Matcha production increased almost threefold from 2010 to 2023.
Last year, when the social media boom began, Japan's green tea exports broke records after rising 25 per cent in a single year.
This year, those records have been broken again, with matcha sales from January to September exceeding all of 2024.
But the intense interest has contributed to shortages.
"It's deeply regrettable that we cannot meet the demands of people around the world," Mr Yamamoto said.
Many farmers are also unsure if matcha's popularity will be permanent or short-lived.
One worry is that producing more matcha will hurt supplies of other green tea, which Japanese consumers still love.
Prospect of counterfeits spreading
In Uji, one of Japan's most prestigious tea-growing regions, long queues of tourists form outside matcha outlets, with shelves cleared within hours of opening.
Buying from the source continues to be reliable, but Mr Nonomura has been tracking the rise of misleading distributors online.
Some Chinese packets of matcha available for purchase copy famous Japanese product names and packaging, while others falsely claim to be from Japanese tea-growing regions like Uji.
"If consumers buy something believing it to be Uji matcha and find it not nearly as delicious as expected, there is a risk they will stop buying it," he said.
"The prospect of such counterfeits spreading not just in China but worldwide would be extremely damaging to the market."

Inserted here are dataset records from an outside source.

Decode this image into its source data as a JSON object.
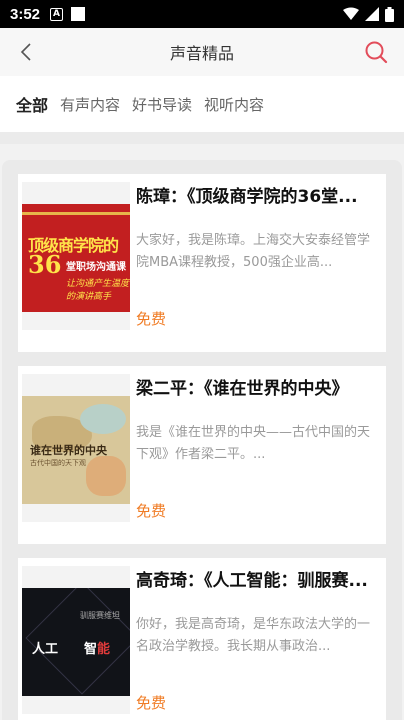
{
  "statusbar": {
    "time": "3:52",
    "a_icon_label": "A"
  },
  "header": {
    "title": "声音精品"
  },
  "tabs": [
    {
      "label": "全部",
      "active": true
    },
    {
      "label": "有声内容",
      "active": false
    },
    {
      "label": "好书导读",
      "active": false
    },
    {
      "label": "视听内容",
      "active": false
    }
  ],
  "items": [
    {
      "title": "陈璋：《顶级商学院的36堂...",
      "desc": "大家好，我是陈璋。上海交大安泰经管学院MBA课程教授，500强企业高...",
      "price": "免费",
      "cover": {
        "line1": "顶级商学院的",
        "num": "36",
        "line2": "堂职场沟通课",
        "line3": "让沟通产生温度的演讲高手"
      }
    },
    {
      "title": "梁二平：《谁在世界的中央》",
      "desc": "我是《谁在世界的中央——古代中国的天下观》作者梁二平。...",
      "price": "免费",
      "cover": {
        "line1": "谁在世界的中央",
        "line2": "古代中国的天下观"
      }
    },
    {
      "title": "高奇琦：《人工智能：驯服赛...",
      "desc": "你好，我是高奇琦，是华东政法大学的一名政治学教授。我长期从事政治...",
      "price": "免费",
      "cover": {
        "line1": "人工",
        "line2": "智",
        "line2b": "能",
        "sub": "驯服赛维坦"
      }
    }
  ],
  "colors": {
    "accent": "#f07c25",
    "search_icon": "#e24c5a"
  }
}
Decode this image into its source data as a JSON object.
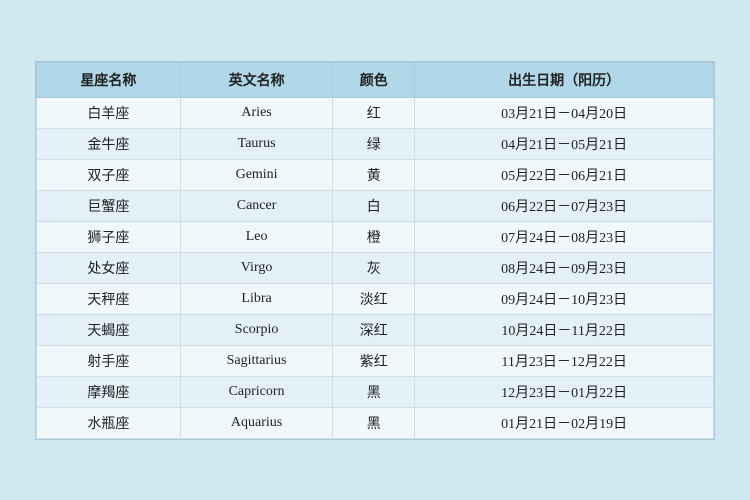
{
  "table": {
    "headers": [
      "星座名称",
      "英文名称",
      "颜色",
      "出生日期（阳历）"
    ],
    "rows": [
      {
        "chinese": "白羊座",
        "english": "Aries",
        "color": "红",
        "dates": "03月21日－04月20日"
      },
      {
        "chinese": "金牛座",
        "english": "Taurus",
        "color": "绿",
        "dates": "04月21日－05月21日"
      },
      {
        "chinese": "双子座",
        "english": "Gemini",
        "color": "黄",
        "dates": "05月22日－06月21日"
      },
      {
        "chinese": "巨蟹座",
        "english": "Cancer",
        "color": "白",
        "dates": "06月22日－07月23日"
      },
      {
        "chinese": "狮子座",
        "english": "Leo",
        "color": "橙",
        "dates": "07月24日－08月23日"
      },
      {
        "chinese": "处女座",
        "english": "Virgo",
        "color": "灰",
        "dates": "08月24日－09月23日"
      },
      {
        "chinese": "天秤座",
        "english": "Libra",
        "color": "淡红",
        "dates": "09月24日－10月23日"
      },
      {
        "chinese": "天蝎座",
        "english": "Scorpio",
        "color": "深红",
        "dates": "10月24日－11月22日"
      },
      {
        "chinese": "射手座",
        "english": "Sagittarius",
        "color": "紫红",
        "dates": "11月23日－12月22日"
      },
      {
        "chinese": "摩羯座",
        "english": "Capricorn",
        "color": "黑",
        "dates": "12月23日－01月22日"
      },
      {
        "chinese": "水瓶座",
        "english": "Aquarius",
        "color": "黑",
        "dates": "01月21日－02月19日"
      }
    ]
  }
}
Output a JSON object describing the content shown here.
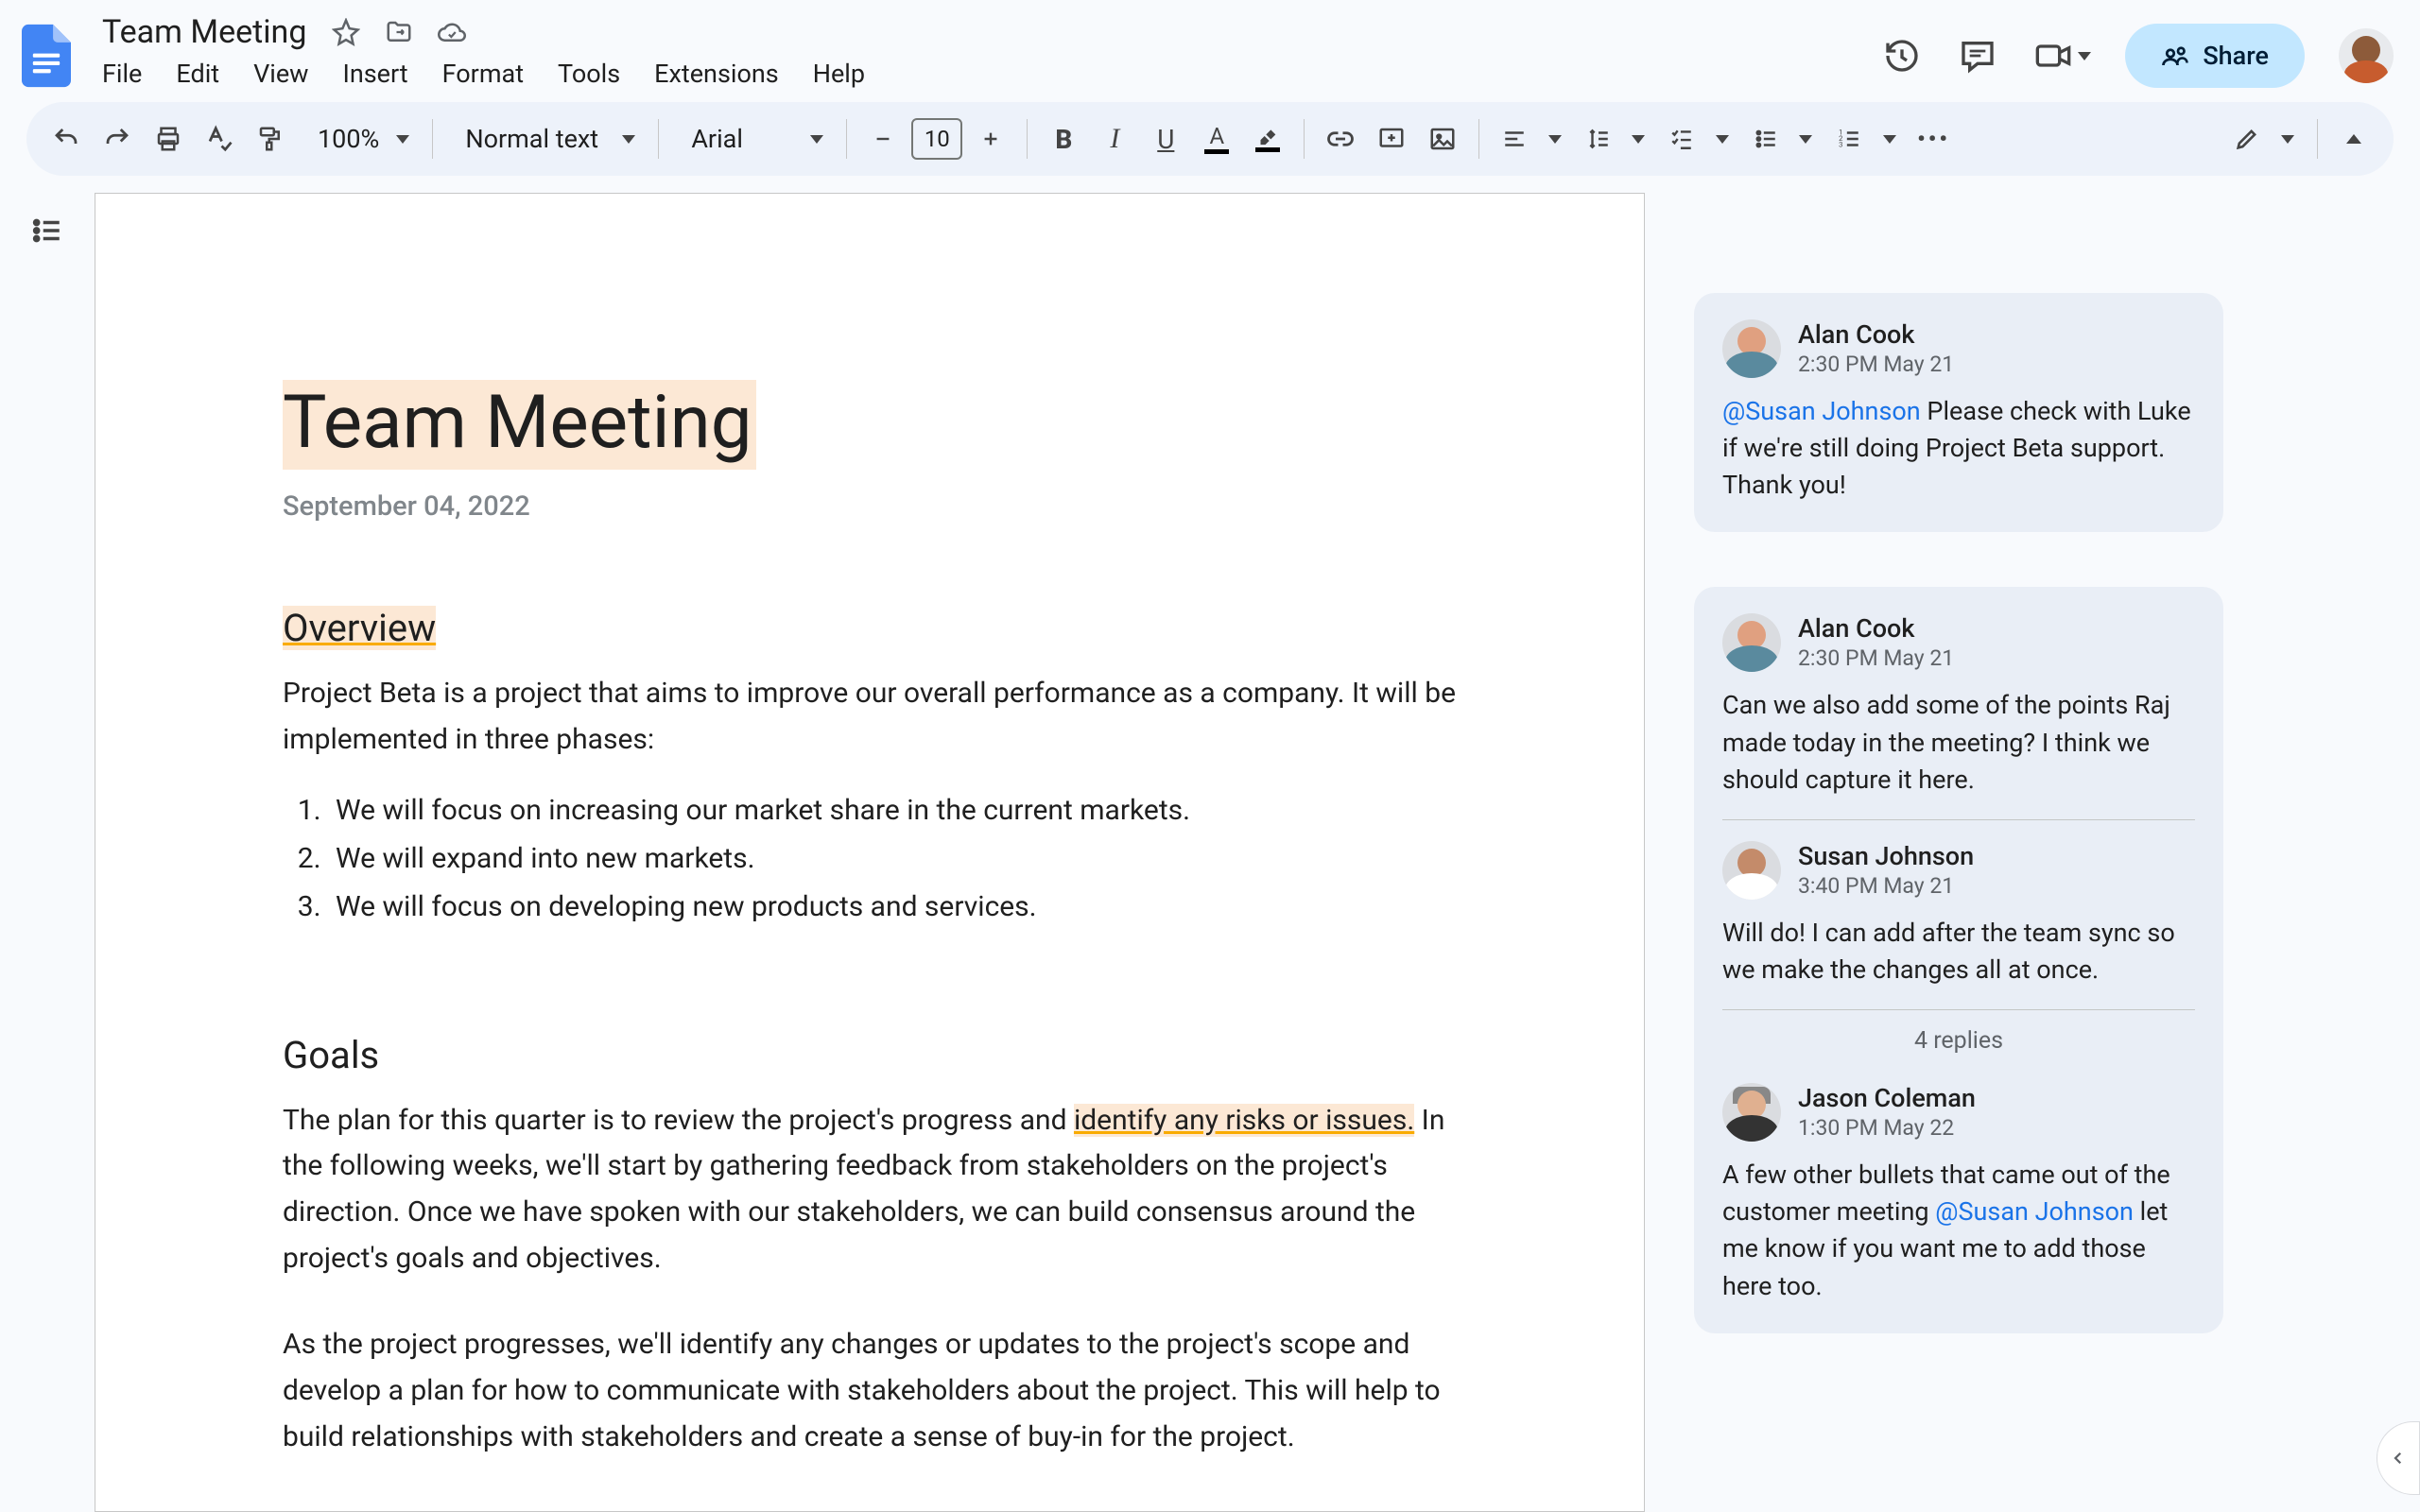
{
  "doc": {
    "title": "Team Meeting",
    "menus": [
      "File",
      "Edit",
      "View",
      "Insert",
      "Format",
      "Tools",
      "Extensions",
      "Help"
    ]
  },
  "toolbar": {
    "zoom": "100%",
    "style": "Normal text",
    "font": "Arial",
    "fontSize": "10"
  },
  "share": {
    "label": "Share"
  },
  "document": {
    "heading": "Team Meeting",
    "date": "September 04, 2022",
    "overview_title": "Overview",
    "overview_p": "Project Beta is a project that aims to improve our overall performance as a company. It will be implemented in three phases:",
    "phases": [
      "We will focus on increasing our market share in the current markets.",
      "We will expand into new markets.",
      "We will focus on developing new products and services."
    ],
    "goals_title": "Goals",
    "goals_p1_a": "The plan for this quarter is to review the project's progress and ",
    "goals_p1_hl": "identify any risks or issues.",
    "goals_p1_b": " In the following weeks, we'll start by gathering feedback from stakeholders on the project's direction. Once we have spoken with our stakeholders, we can build consensus around the project's goals and objectives.",
    "goals_p2": "As the project progresses, we'll identify any changes or updates to the project's scope and develop a plan for how to communicate with stakeholders about the project. This will help to build relationships with stakeholders and create a sense of buy-in for the project."
  },
  "comments": {
    "c1": {
      "author": "Alan Cook",
      "time": "2:30 PM May 21",
      "mention": "@Susan Johnson",
      "body": " Please check with Luke if we're still doing Project Beta support. Thank you!"
    },
    "thread": {
      "t1": {
        "author": "Alan Cook",
        "time": "2:30 PM May 21",
        "body": "Can we also add some of the points Raj made today in the meeting? I think we should capture it here."
      },
      "t2": {
        "author": "Susan Johnson",
        "time": "3:40 PM May 21",
        "body": "Will do! I can add after the team sync so we make the changes all at once."
      },
      "replies": "4 replies",
      "t3": {
        "author": "Jason Coleman",
        "time": "1:30 PM May 22",
        "body_a": "A few other bullets that came out of the customer meeting ",
        "mention": "@Susan Johnson",
        "body_b": " let me know if you want me to add those here too."
      }
    }
  }
}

Japan's agriculture department said the rise of counterfeit products had increased with the rise of matcha's popularity, but it was impossible to provide a specific number.
Tackling the problem is also difficult.
The word "matcha" cannot be trademarked, but phrases like "Uji matcha" can be.
Japan's Ministry of Agriculture pushed to have such trademarks registered overseas and believed it had some success lobbying China to crackdown on misleading products.
"We understand there have been instances, for example, where a Chinese company unrelated to Uji applied to register the trademark 'Uji Matcha' in China," said Tomoyuki Kawai, from the ministry's tea division.
"But the Chinese authorities rejected it."
But he accepted, even if one misleading product is caught, more will appear later.
"It is true that we can only deal with each case as it arises," he said.
The relationship between China and Japan is in a downward spiral, after Prime Minister Sanae Takaichi implied Japan would get involved in a conflict over Taiwan.
China has its own rich history of producing green tea, but matcha originates from Japan.
Mr Nonomura said if Chinese producers wanted to make matcha, they must be honest about its branding.
"China should compete with its own brand names if it claims to have quality products," he said.
The ABC reached out to the China National Intellectual Property Administration and did not get a response.